Mereka tidak bisa membedakan, tetapi cenderung menyamakan antara budaya Islam dan mana budaya Arab. Budaya Islam dan Arab seolah seneng kawin cerai, suka kekerasan dan sebagainya. Menyebutkan orang-orang Arab sebagai kelompok onta. Dan memposisikan agama sebagai urusan pribadi (privat) bukan urusan umum, sehingga orang lain tidak boleh ikut campur.

Anehnya, setiap postingan atau status tentang agama non muslim banyak member berkomentar positif bahkan cenderung lebay. Sebaliknya jika postingan itu terkait dengan dunia Islam mereka banyak yang menibir bahkan menghina dengan tanpa dasar yang jelas. Ironisnya belum dibaca beritanya hanya lihat judul mereka langsung berkomentar buruk atau negative.

Hal itu pernah dialami saya beberapa kali dalam menshare berita tentang dunia Islam. Postingan bertema agama Islam sebenarnya mencoba saya hindari karena menghormati pluralisme dan toleransi yang diusung dalam group tersebut. Tetapi seiring banyaknya dari mereka menyerang dan menghina Islam, maka saya sebagai seorang muslim merasa perlu keseimbangan informasi tentang Islam kepada mereka. Walaupun sadar postingan saya tersebut akan hujan kritikan dari mereka yang tidak suka dengan Islam.

Hingga pada akhirnya akun medsos yang diusir dari group pluralisme tersebut dengan alasan tidak jelas. Seingat saya dikeluarkan dari group tersebut mulai Sabtu 2 April 2016, setelah saya memposting sebuah penelitian ilmiah oleh professor genetika tentang masa idah muslimah. Dari hasil penelitian tersebut sang professor dikabarkan masuk Islam karena menilai wanita terbersih di dunia adalah dari kalangan Islam (silahkan klik dan baca: http://www.muslimterkini.com/2016/03/pakar-genetika-wanita-terbersih-di-muka.html?m=1.) Postingan ini hanya dari sekian postingan tentang dunia Islam, yang juga tidak luput dari hujan kritikan. 

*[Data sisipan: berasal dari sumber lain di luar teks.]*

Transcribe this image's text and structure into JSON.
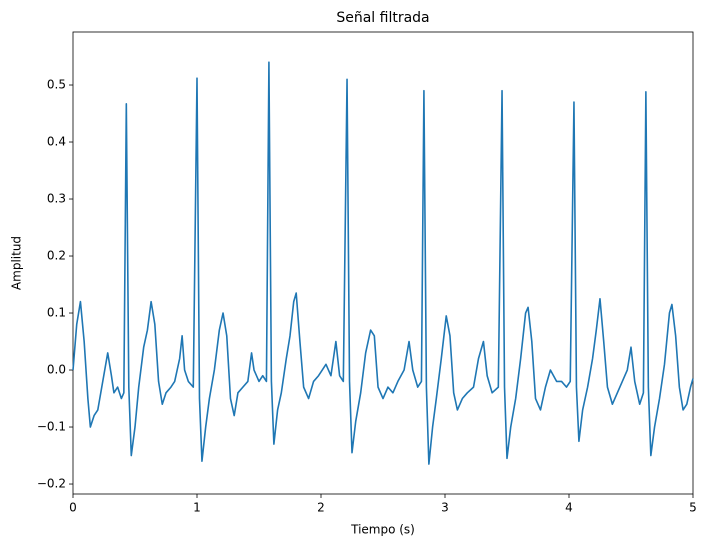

Pengalaman bergaul online dengan mereka yang mengaku kaum pluralisme akhirnya menyadarkan saya terkait pernyataan budayawan Yogyakarta Mustofa W Hasyim. Ini relevan dengan firman Allah Swt : 

Orang-orang Yahudi dan Nasrani tidak akan senang kepadamu hingga kamu mengikuti agama mereka. Katakanlah: “Sesungguhnya petunjuk Allah itulah petunjuk (yang sebenarnya)”. Dan sesungguhnya jika kamu mengikuti kemauan mereka setelah pengetahuan datang kepadamu, maka Allah tidak lagi menjadi pelindung dan penolong bagimu. (QS. al-Baqarah (2) : 120).
“Mereka hendak memadamkan cahaya (agama) Allah dengan mulut (ucapan-ucapan) mereka, tetapi Allah menolaknya, bahkan berkehendak menyempurnakan cahaya-Nya, walaupun orang-orang kafir itu tidak menyukainya benci.” ( At-Taubah: 32; ash-Shaf : 8 )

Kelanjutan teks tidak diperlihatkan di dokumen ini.